Dans son combat, Jacob cherche à déchiffrer l’écriture qui est en lui, c’est-à-dire cette trace de Yahvé, qui va déterminer son avenir. Mais il se heurte à sa propre impuissance. Il lui manque un code de lecture, porteur d’une vision globale. C’est alors que Dieu lui demande son nom et lui dit : « On ne t’appellera plus Jacob mais Israël, car tu as été fort contre Dieu et contre les hommes et tu l’as emporté ». Le patriarche reçoit l’éclairage qu’il cherchait et sait maintenant à quoi s’en tenir : il a eu raison de lutter contre les hommes et contre les fausses représentations de Dieu, pour faire advenir la vérité contre l’autorité. Sa raison peut maintenant jouer avec la lumière que lui apporte la révélation de son nouveau nom, pour entrer dans un espace de vérité qui orientera son existence à long terme. C’est bien lui l’héritier d’Isaac son père, comme il est l’héritier de la lucidité de sa mère.

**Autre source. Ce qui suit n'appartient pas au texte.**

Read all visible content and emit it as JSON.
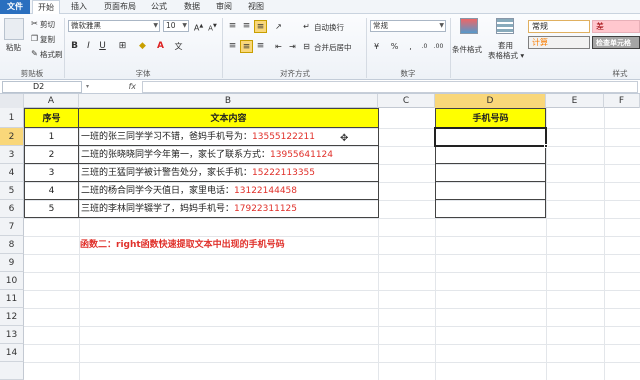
{
  "tabs": [
    "文件",
    "开始",
    "插入",
    "页面布局",
    "公式",
    "数据",
    "审阅",
    "视图"
  ],
  "clipboard": {
    "paste": "粘贴",
    "cut": "剪切",
    "copy": "复制",
    "format_painter": "格式刷",
    "label": "剪贴板"
  },
  "font": {
    "name": "微软雅黑",
    "size": "10",
    "label": "字体"
  },
  "alignment": {
    "wrap": "自动换行",
    "merge": "合并后居中",
    "label": "对齐方式"
  },
  "number": {
    "format": "常规",
    "label": "数字"
  },
  "styles": {
    "cond_format": "条件格式",
    "table_format": "套用\n表格格式",
    "s1": "常规",
    "s2": "差",
    "s3": "计算",
    "s4": "检查单元格",
    "label": "样式"
  },
  "namebox": "D2",
  "fx": "fx",
  "columns": [
    "A",
    "B",
    "C",
    "D",
    "E",
    "F"
  ],
  "rows": [
    "1",
    "2",
    "3",
    "4",
    "5",
    "6",
    "7",
    "8",
    "9",
    "10",
    "11",
    "12",
    "13",
    "14"
  ],
  "header": {
    "seq": "序号",
    "text": "文本内容",
    "phone": "手机号码"
  },
  "data": [
    {
      "seq": "1",
      "text": "一班的张三同学学习不错，爸妈手机号为：",
      "phone": "13555122211"
    },
    {
      "seq": "2",
      "text": "二班的张晓晓同学今年第一，家长了联系方式：",
      "phone": "13955641124"
    },
    {
      "seq": "3",
      "text": "三班的王猛同学被计警告处分，家长手机：",
      "phone": "15222113355"
    },
    {
      "seq": "4",
      "text": "二班的杨合同学今天值日，家里电话：",
      "phone": "13122144458"
    },
    {
      "seq": "5",
      "text": "三班的李林同学辍学了，妈妈手机号：",
      "phone": "17922311125"
    }
  ],
  "note": "函数二：right函数快速提取文本中出现的手机号码",
  "colors": {
    "header_fill": "#ffff00",
    "phone_text": "#e0302a",
    "select_hdr": "#f9d77a",
    "file_tab": "#2a6fbf"
  }
}
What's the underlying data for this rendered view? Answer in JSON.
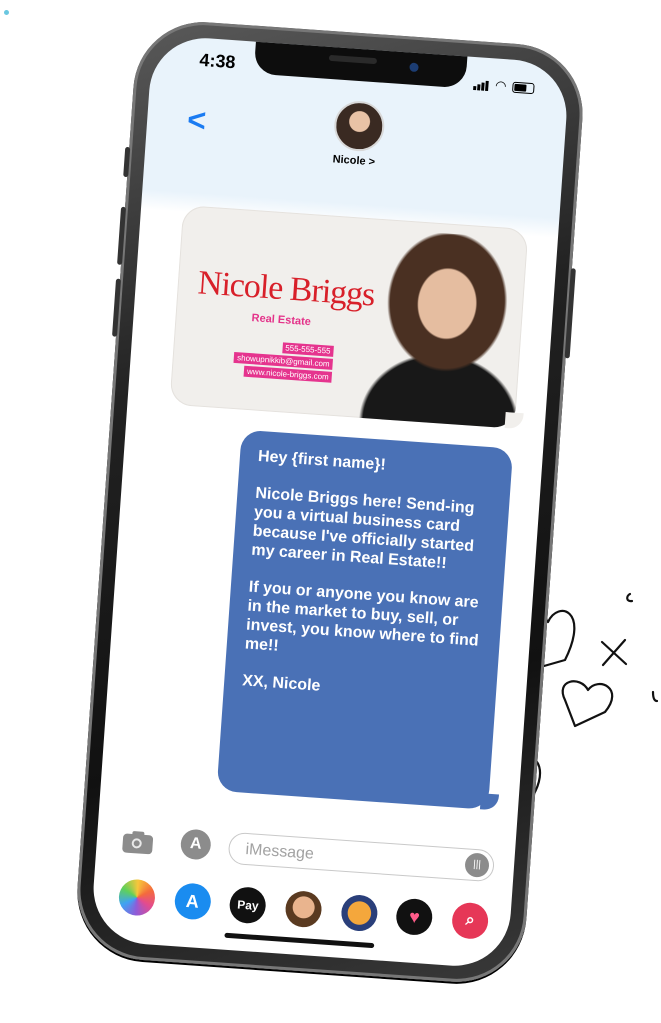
{
  "status_bar": {
    "time": "4:38"
  },
  "header": {
    "contact_name": "Nicole >",
    "back_glyph": "<"
  },
  "card": {
    "name": "Nicole Briggs",
    "subtitle": "Real Estate",
    "lines": [
      "555-555-555",
      "showupnikkib@gmail.com",
      "www.nicole-briggs.com"
    ]
  },
  "message": {
    "paragraphs": [
      "Hey {first name}!",
      "Nicole Briggs here! Send-ing you a virtual business card because I've officially started my career in Real Estate!!",
      "If you or anyone you know are in the market to buy, sell, or invest, you know where to find me!!",
      "XX, Nicole"
    ]
  },
  "composer": {
    "placeholder": "iMessage"
  },
  "app_tray": [
    {
      "icon": "photos-icon",
      "label": ""
    },
    {
      "icon": "app-store-icon",
      "label": ""
    },
    {
      "icon": "apple-pay-icon",
      "label": "Pay"
    },
    {
      "icon": "memoji-icon",
      "label": ""
    },
    {
      "icon": "animoji-icon",
      "label": ""
    },
    {
      "icon": "heart-app-icon",
      "label": ""
    },
    {
      "icon": "search-images-icon",
      "label": ""
    }
  ],
  "colors": {
    "bubble_blue": "#4a71b6",
    "brand_red": "#d8202a",
    "brand_pink": "#e5348e",
    "ios_blue": "#1a7bf2"
  }
}
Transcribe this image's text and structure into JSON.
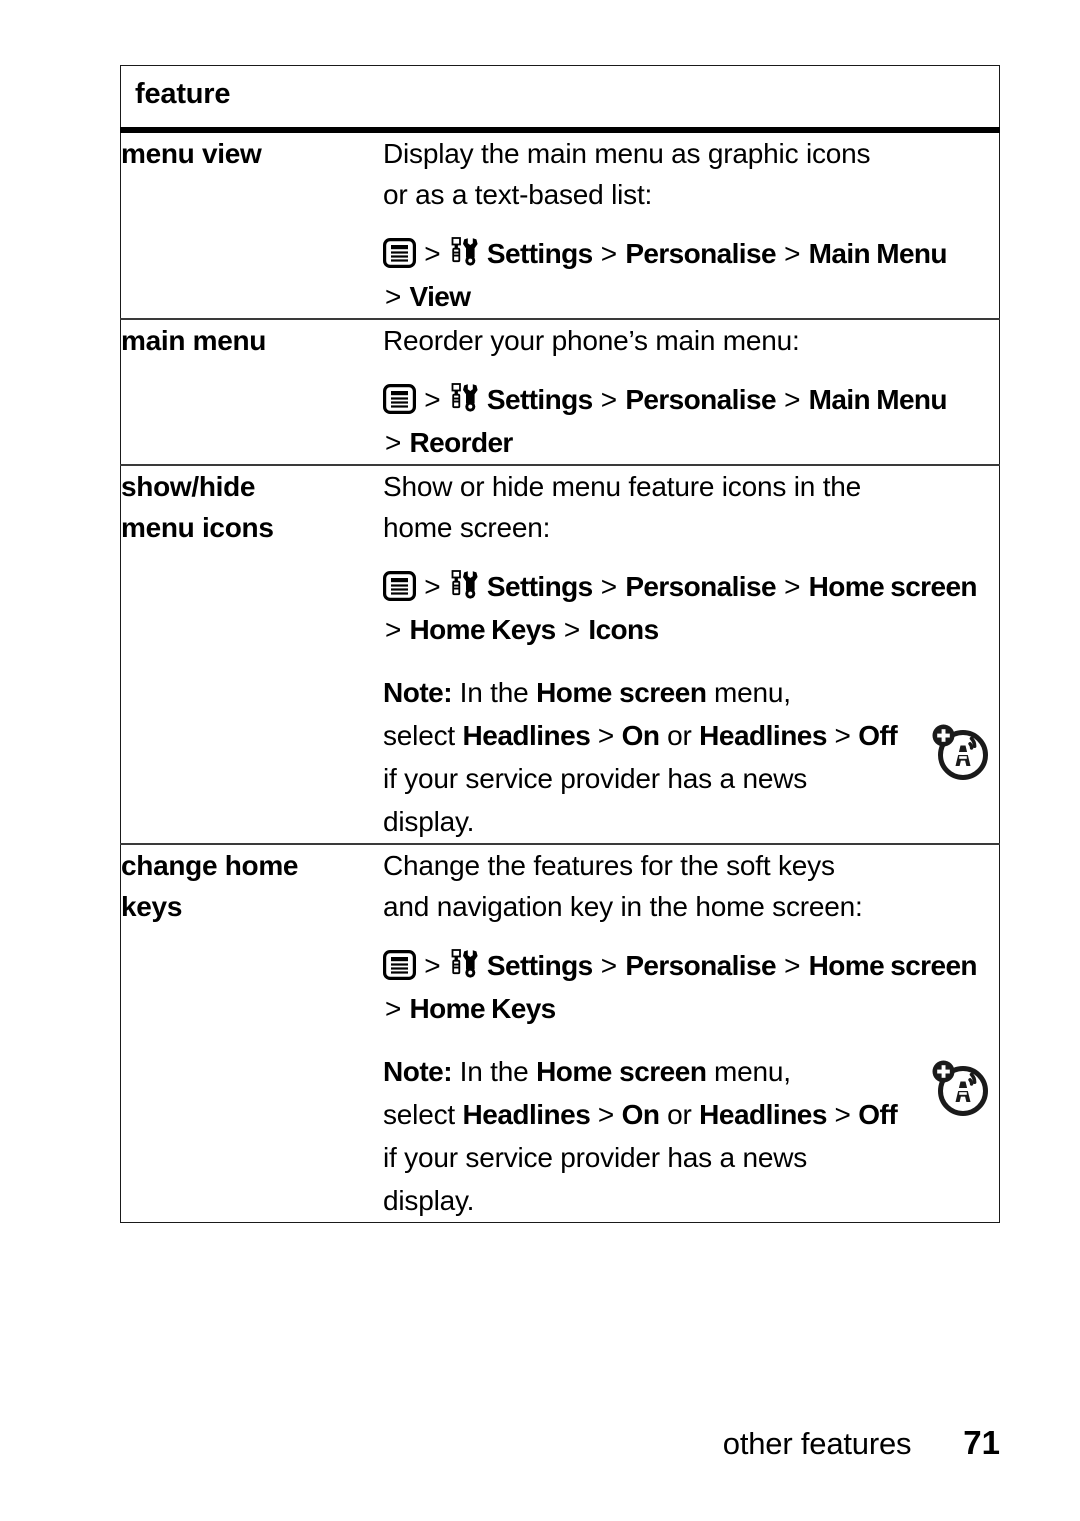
{
  "table": {
    "header": {
      "label": "feature"
    },
    "rows": [
      {
        "name": "menu view",
        "desc_lines": [
          "Display the main menu as graphic icons",
          "or as a text-based list:"
        ],
        "path": {
          "icons": [
            "menu-icon",
            "settings-icon"
          ],
          "segments": [
            "Settings",
            "Personalise",
            "Main Menu",
            "View"
          ],
          "separator": ">"
        },
        "note": null
      },
      {
        "name": "main menu",
        "desc_lines": [
          "Reorder your phone’s main menu:"
        ],
        "path": {
          "icons": [
            "menu-icon",
            "settings-icon"
          ],
          "segments": [
            "Settings",
            "Personalise",
            "Main Menu",
            "Reorder"
          ],
          "separator": ">"
        },
        "note": null
      },
      {
        "name": "show/hide menu icons",
        "name_lines": [
          "show/hide",
          "menu icons"
        ],
        "desc_lines": [
          "Show or hide menu feature icons in the",
          "home screen:"
        ],
        "path": {
          "icons": [
            "menu-icon",
            "settings-icon"
          ],
          "segments": [
            "Settings",
            "Personalise",
            "Home screen",
            "Home Keys",
            "Icons"
          ],
          "separator": ">"
        },
        "note": {
          "label": "Note:",
          "line1_plain_a": " In the ",
          "line1_bold": "Home screen",
          "line1_plain_b": " menu,",
          "line2_plain_a": "select ",
          "line2_bold_a": "Headlines",
          "line2_sep_a": " > ",
          "line2_bold_b": "On",
          "line2_plain_b": " or ",
          "line2_bold_c": "Headlines",
          "line2_sep_b": " > ",
          "line2_bold_d": "Off",
          "line3": "if your service provider has a news",
          "line4": "display.",
          "icon": "service-provider-icon"
        }
      },
      {
        "name": "change home keys",
        "name_lines": [
          "change home",
          "keys"
        ],
        "desc_lines": [
          "Change the features for the soft keys",
          "and navigation key in the home screen:"
        ],
        "path": {
          "icons": [
            "menu-icon",
            "settings-icon"
          ],
          "segments": [
            "Settings",
            "Personalise",
            "Home screen",
            "Home Keys"
          ],
          "separator": ">"
        },
        "note": {
          "label": "Note:",
          "line1_plain_a": " In the ",
          "line1_bold": "Home screen",
          "line1_plain_b": " menu,",
          "line2_plain_a": "select ",
          "line2_bold_a": "Headlines",
          "line2_sep_a": " > ",
          "line2_bold_b": "On",
          "line2_plain_b": " or ",
          "line2_bold_c": "Headlines",
          "line2_sep_b": " > ",
          "line2_bold_d": "Off",
          "line3": "if your service provider has a news",
          "line4": "display.",
          "icon": "service-provider-icon"
        }
      }
    ]
  },
  "footer": {
    "title": "other features",
    "page": "71"
  },
  "colors": {
    "text": "#000000",
    "border": "#1a1a1a",
    "rule": "#3a3a3a",
    "background": "#ffffff"
  }
}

La limite de la raison dans la révélation de l’amour, comme fondement ultime de la réalité
Jacob est maintenant prêt à tutoyer Dieu comme s’il était devenu son égal. A son tour, il lui demande son nom. Yahvé pourtant ne répond pas à son désir de connaissance. Il s’en tient à une question : « Et, pourquoi me demandes-tu mon nom ? » Jacob est mis au pied du mur : il est bien incapable de répondre, mais peut-être plus simplement Dieu ne lui laisse-t-il pas le temps de la réponse. Sa question est comme une castration symbolique qui l’écarte de la toute-puissance. Il n’avait pas encore compris que sa raison était boiteuse. La bénédiction qu’il attend, comme il a attendu celle de son père, n’a d’autre justification que celle de l’amour. Ainsi c’est l’amour qui fonde la raison elle-même. Il n’est plus nécessaire de savoir qui est le premier de la fratrie. Il arrive fréquemment que l’amour favorise le dernier.